Once upon a time, there would have been a fuss about a decision like this. It used to be that smoking was allowed pretty much anywhere.

The air in the typical office was as thick as that at a Grateful Dead concert. Butts poked out of sand-filled ashtrays at the bottom of escalators. Your car had an ashtray, too (and your truck had a rifle rack). Guy Lafleur smoked in the locker room (though curling was the only sport that actually had an ashtray on the playing surface). In restaurants, non-smoking sections were relegated to a tiny corner with the vegans, Moonies and similar annoyances.

But then things changed. Butts were banned first on airline flights in 1989, then in indoor workplaces, then on school property, then in bars and restaurants, with the capital region leading the way despite much wailing and gnashing of teeth in 1999.

B.C. prohibited smoking in bus shelters or near open doors and windows in 2008, when it also halted tobacco sales in rec centres and hospitals.
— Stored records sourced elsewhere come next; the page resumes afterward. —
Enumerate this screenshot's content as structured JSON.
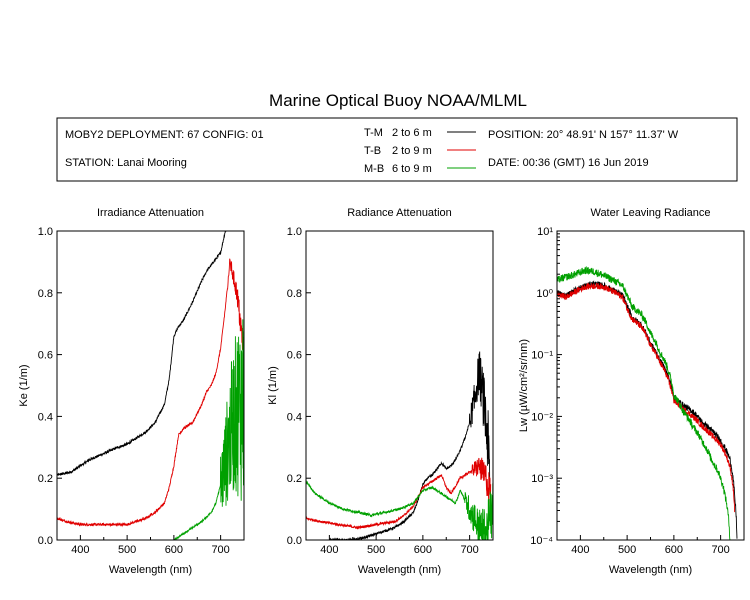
{
  "title": "Marine Optical Buoy NOAA/MLML",
  "info": {
    "deployment": "MOBY2 DEPLOYMENT: 67 CONFIG: 01",
    "station": "STATION: Lanai Mooring",
    "position": "POSITION: 20° 48.91' N   157° 11.37' W",
    "date": "DATE: 00:36 (GMT) 16 Jun 2019",
    "legend": [
      {
        "name": "T-M",
        "range": "2 to 6  m",
        "color": "#000000"
      },
      {
        "name": "T-B",
        "range": "2 to 9  m",
        "color": "#e00000"
      },
      {
        "name": "M-B",
        "range": "6 to 9  m",
        "color": "#00a000"
      }
    ]
  },
  "chart_data": [
    {
      "type": "line",
      "title": "Irradiance Attenuation",
      "xlabel": "Wavelength (nm)",
      "ylabel": "Ke  (1/m)",
      "xlim": [
        350,
        750
      ],
      "ylim": [
        0,
        1.0
      ],
      "yscale": "linear",
      "xticks": [
        400,
        500,
        600,
        700
      ],
      "xticklabels": [
        "400",
        "500",
        "600",
        "700"
      ],
      "yticks": [
        0,
        0.2,
        0.4,
        0.6,
        0.8,
        1.0
      ],
      "yticklabels": [
        "0.0",
        "0.2",
        "0.4",
        "0.6",
        "0.8",
        "1.0"
      ],
      "series": [
        {
          "name": "T-M",
          "color": "#000000",
          "noise": 0.004,
          "x": [
            350,
            380,
            400,
            420,
            450,
            480,
            500,
            520,
            540,
            560,
            580,
            590,
            600,
            610,
            620,
            640,
            660,
            670,
            680,
            700,
            710,
            720
          ],
          "y": [
            0.21,
            0.22,
            0.24,
            0.26,
            0.28,
            0.3,
            0.31,
            0.33,
            0.35,
            0.38,
            0.44,
            0.52,
            0.66,
            0.69,
            0.71,
            0.77,
            0.84,
            0.87,
            0.89,
            0.93,
            1.0,
            1.02
          ]
        },
        {
          "name": "T-B",
          "color": "#e00000",
          "noise": 0.004,
          "hfnoise": [
            715,
            750,
            0.05
          ],
          "x": [
            350,
            370,
            400,
            430,
            460,
            500,
            520,
            540,
            560,
            580,
            590,
            600,
            610,
            620,
            640,
            660,
            670,
            680,
            690,
            700,
            710,
            720,
            735,
            750
          ],
          "y": [
            0.07,
            0.06,
            0.05,
            0.05,
            0.05,
            0.05,
            0.06,
            0.07,
            0.09,
            0.12,
            0.17,
            0.24,
            0.34,
            0.36,
            0.38,
            0.44,
            0.48,
            0.5,
            0.54,
            0.62,
            0.75,
            0.9,
            0.8,
            0.6
          ]
        },
        {
          "name": "M-B",
          "color": "#00a000",
          "noise": 0.003,
          "hfnoise": [
            700,
            750,
            0.35
          ],
          "x": [
            600,
            620,
            640,
            660,
            680,
            690,
            700,
            710,
            720,
            735,
            750
          ],
          "y": [
            0.0,
            0.02,
            0.04,
            0.06,
            0.09,
            0.12,
            0.18,
            0.25,
            0.35,
            0.42,
            0.45
          ]
        }
      ]
    },
    {
      "type": "line",
      "title": "Radiance Attenuation",
      "xlabel": "Wavelength (nm)",
      "ylabel": "Kl  (1/m)",
      "xlim": [
        350,
        750
      ],
      "ylim": [
        0,
        1.0
      ],
      "yscale": "linear",
      "xticks": [
        400,
        500,
        600,
        700
      ],
      "xticklabels": [
        "400",
        "500",
        "600",
        "700"
      ],
      "yticks": [
        0,
        0.2,
        0.4,
        0.6,
        0.8,
        1.0
      ],
      "yticklabels": [
        "0.0",
        "0.2",
        "0.4",
        "0.6",
        "0.8",
        "1.0"
      ],
      "series": [
        {
          "name": "T-M",
          "color": "#000000",
          "noise": 0.004,
          "hfnoise": [
            700,
            745,
            0.12
          ],
          "x": [
            400,
            420,
            450,
            480,
            500,
            520,
            540,
            560,
            580,
            590,
            600,
            610,
            620,
            640,
            650,
            660,
            670,
            680,
            690,
            700,
            710,
            720,
            730,
            740,
            745
          ],
          "y": [
            0.0,
            0.0,
            0.0,
            0.01,
            0.02,
            0.03,
            0.04,
            0.06,
            0.09,
            0.13,
            0.18,
            0.2,
            0.21,
            0.25,
            0.23,
            0.24,
            0.26,
            0.29,
            0.33,
            0.38,
            0.45,
            0.55,
            0.45,
            0.3,
            0.1
          ]
        },
        {
          "name": "T-B",
          "color": "#e00000",
          "noise": 0.004,
          "hfnoise": [
            705,
            745,
            0.06
          ],
          "x": [
            350,
            380,
            420,
            460,
            500,
            540,
            560,
            580,
            590,
            600,
            620,
            640,
            650,
            660,
            680,
            700,
            720,
            735,
            745
          ],
          "y": [
            0.07,
            0.06,
            0.05,
            0.04,
            0.05,
            0.06,
            0.08,
            0.11,
            0.14,
            0.17,
            0.19,
            0.21,
            0.17,
            0.15,
            0.2,
            0.22,
            0.24,
            0.2,
            0.15
          ]
        },
        {
          "name": "M-B",
          "color": "#00a000",
          "noise": 0.004,
          "hfnoise": [
            690,
            750,
            0.1
          ],
          "x": [
            350,
            370,
            400,
            430,
            460,
            490,
            520,
            550,
            580,
            590,
            600,
            620,
            640,
            660,
            670,
            680,
            700,
            720,
            735,
            750
          ],
          "y": [
            0.19,
            0.15,
            0.12,
            0.1,
            0.09,
            0.08,
            0.09,
            0.1,
            0.12,
            0.14,
            0.16,
            0.17,
            0.15,
            0.13,
            0.12,
            0.16,
            0.1,
            0.04,
            0.02,
            0.1
          ]
        }
      ]
    },
    {
      "type": "line",
      "title": "Water Leaving Radiance",
      "xlabel": "Wavelength (nm)",
      "ylabel": "Lw  (µW/cm²/sr/nm)",
      "xlim": [
        350,
        750
      ],
      "ylim": [
        0.0001,
        10
      ],
      "yscale": "log",
      "xticks": [
        400,
        500,
        600,
        700
      ],
      "xticklabels": [
        "400",
        "500",
        "600",
        "700"
      ],
      "yticks": [
        10,
        1,
        0.1,
        0.01,
        0.001,
        0.0001
      ],
      "yticklabels": [
        "10¹",
        "10⁰",
        "10⁻¹",
        "10⁻²",
        "10⁻³",
        "10⁻⁴"
      ],
      "series": [
        {
          "name": "T-M",
          "color": "#000000",
          "noise": 0.05,
          "x": [
            350,
            370,
            390,
            410,
            430,
            450,
            470,
            490,
            500,
            510,
            530,
            550,
            570,
            590,
            600,
            620,
            640,
            660,
            680,
            700,
            710,
            720,
            730,
            735
          ],
          "y": [
            1.0,
            0.9,
            1.1,
            1.3,
            1.4,
            1.3,
            1.1,
            0.9,
            0.6,
            0.4,
            0.3,
            0.15,
            0.08,
            0.04,
            0.02,
            0.015,
            0.012,
            0.008,
            0.006,
            0.004,
            0.003,
            0.002,
            0.0005,
            0.0001
          ]
        },
        {
          "name": "T-B",
          "color": "#e00000",
          "noise": 0.05,
          "x": [
            350,
            370,
            390,
            410,
            430,
            450,
            470,
            490,
            500,
            510,
            530,
            550,
            570,
            590,
            600,
            620,
            640,
            660,
            680,
            700,
            710,
            720,
            730
          ],
          "y": [
            0.95,
            0.85,
            1.05,
            1.25,
            1.3,
            1.25,
            1.05,
            0.85,
            0.55,
            0.38,
            0.28,
            0.14,
            0.075,
            0.035,
            0.018,
            0.013,
            0.01,
            0.007,
            0.005,
            0.0035,
            0.0025,
            0.0015,
            0.0003
          ]
        },
        {
          "name": "M-B",
          "color": "#00a000",
          "noise": 0.06,
          "x": [
            350,
            370,
            390,
            410,
            430,
            450,
            470,
            490,
            500,
            510,
            530,
            550,
            570,
            590,
            600,
            620,
            640,
            660,
            680,
            700,
            710,
            715,
            720
          ],
          "y": [
            1.6,
            1.8,
            2.0,
            2.3,
            2.2,
            1.9,
            1.6,
            1.3,
            0.9,
            0.6,
            0.45,
            0.22,
            0.11,
            0.05,
            0.022,
            0.012,
            0.007,
            0.004,
            0.002,
            0.001,
            0.0005,
            0.0003,
            0.0001
          ]
        }
      ]
    }
  ]
}
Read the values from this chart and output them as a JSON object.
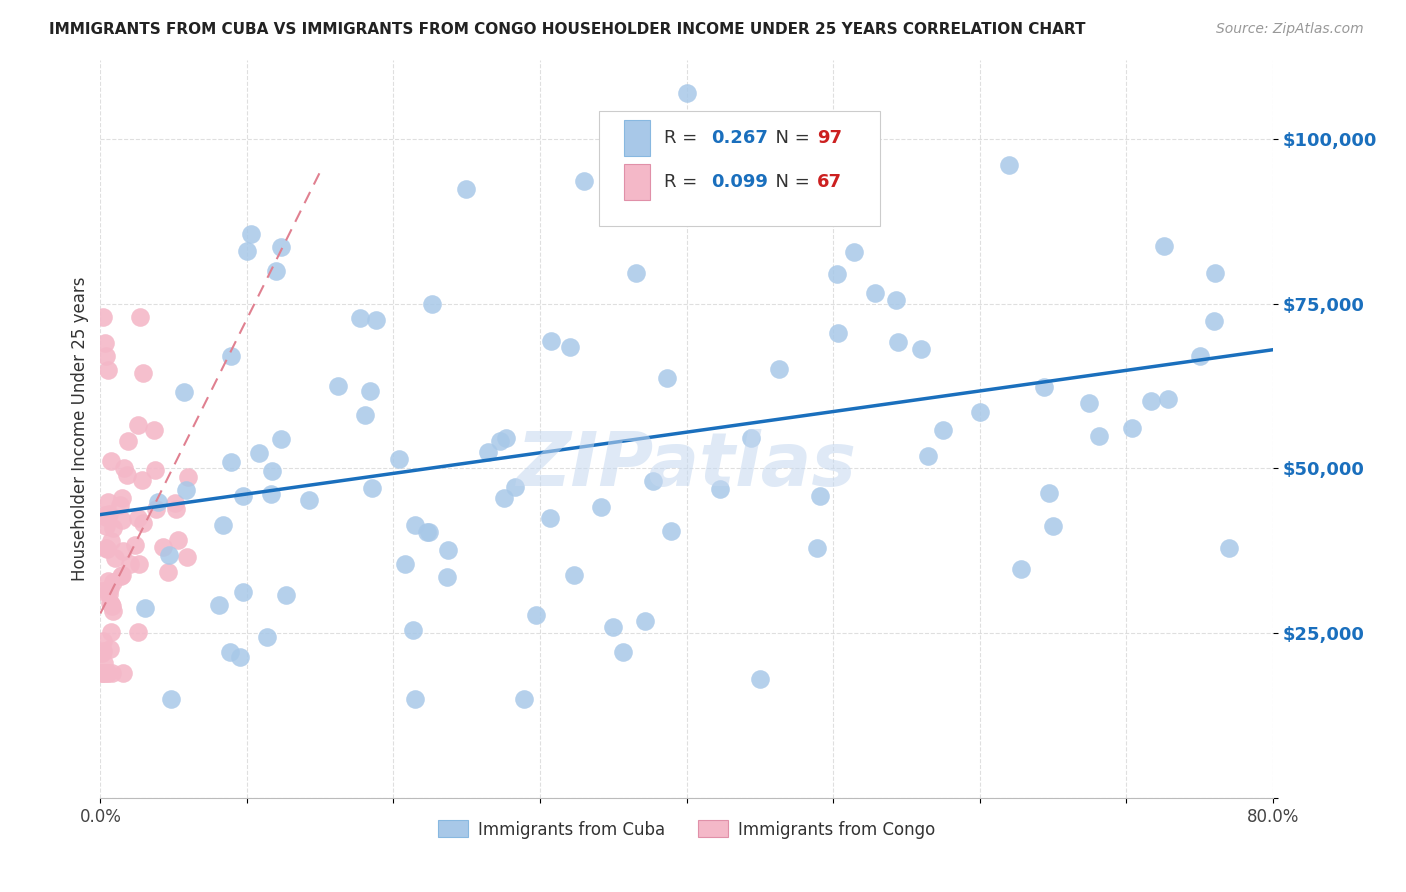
{
  "title": "IMMIGRANTS FROM CUBA VS IMMIGRANTS FROM CONGO HOUSEHOLDER INCOME UNDER 25 YEARS CORRELATION CHART",
  "source": "Source: ZipAtlas.com",
  "ylabel": "Householder Income Under 25 years",
  "xmin": 0.0,
  "xmax": 0.8,
  "ymin": 0,
  "ymax": 110000,
  "yticks": [
    0,
    25000,
    50000,
    75000,
    100000
  ],
  "ytick_labels": [
    "",
    "$25,000",
    "$50,000",
    "$75,000",
    "$100,000"
  ],
  "xticks": [
    0.0,
    0.1,
    0.2,
    0.3,
    0.4,
    0.5,
    0.6,
    0.7,
    0.8
  ],
  "xtick_labels": [
    "0.0%",
    "",
    "",
    "",
    "",
    "",
    "",
    "",
    "80.0%"
  ],
  "cuba_R": 0.267,
  "cuba_N": 97,
  "congo_R": 0.099,
  "congo_N": 67,
  "cuba_color": "#a8c8e8",
  "congo_color": "#f4b8c8",
  "trendline_color": "#1a6fbd",
  "congo_trendline_color": "#e08090",
  "background_color": "#ffffff",
  "grid_color": "#d8d8d8",
  "watermark": "ZIPatlas",
  "cuba_trendline_x0": 0.0,
  "cuba_trendline_y0": 43000,
  "cuba_trendline_x1": 0.8,
  "cuba_trendline_y1": 68000,
  "congo_trendline_x0": 0.0,
  "congo_trendline_y0": 28000,
  "congo_trendline_x1": 0.15,
  "congo_trendline_y1": 95000
}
Can’t light up with a kid in the car anymore (and, like porn, tobacco may not be sold within sight of children).

Since April 2015, there has been no smoking (at least in theory) in the capital region’s public squares, bus shelters, beaches, playing fields and parks. (Persistent offenders are tranquillized, ear-tagged and relocated to the old leper colony on Bentinck Island, off Metchosin.)

In April 2016 the province’s law was altered to apply to vaping, too, and expanded the no-smoking zone to within six metres of all doorways, open windows and air intakes. That’s what triggered B.C. Ferries’ move. There’s pretty much nowhere on board most ships that is outside the six-metre zone.

Spokeswoman Deborah Marshall says there has been little pushback from the public since B.C. Ferries announced the impending ban in August. “Over the years we’ve had more complaints from customers who don’t smoke who were concerned that we were still allowing smoking.”

Maybe that’s because smoking rates have been steadily falling. Half a century ago, half of all Canadians over age 12 smoked. By 2011 the rate had fallen to 19.9 per cent. By the 2016 census it had dropped to 16.9 per cent.

The 2015-16 Canadian Community Health Survey showed southern Vancouver Island had a smoking rate of just 14.6 per cent, a figure that fell to 8.6 when just those who smoked daily were considered.

In other words: not that many smokers left to complain.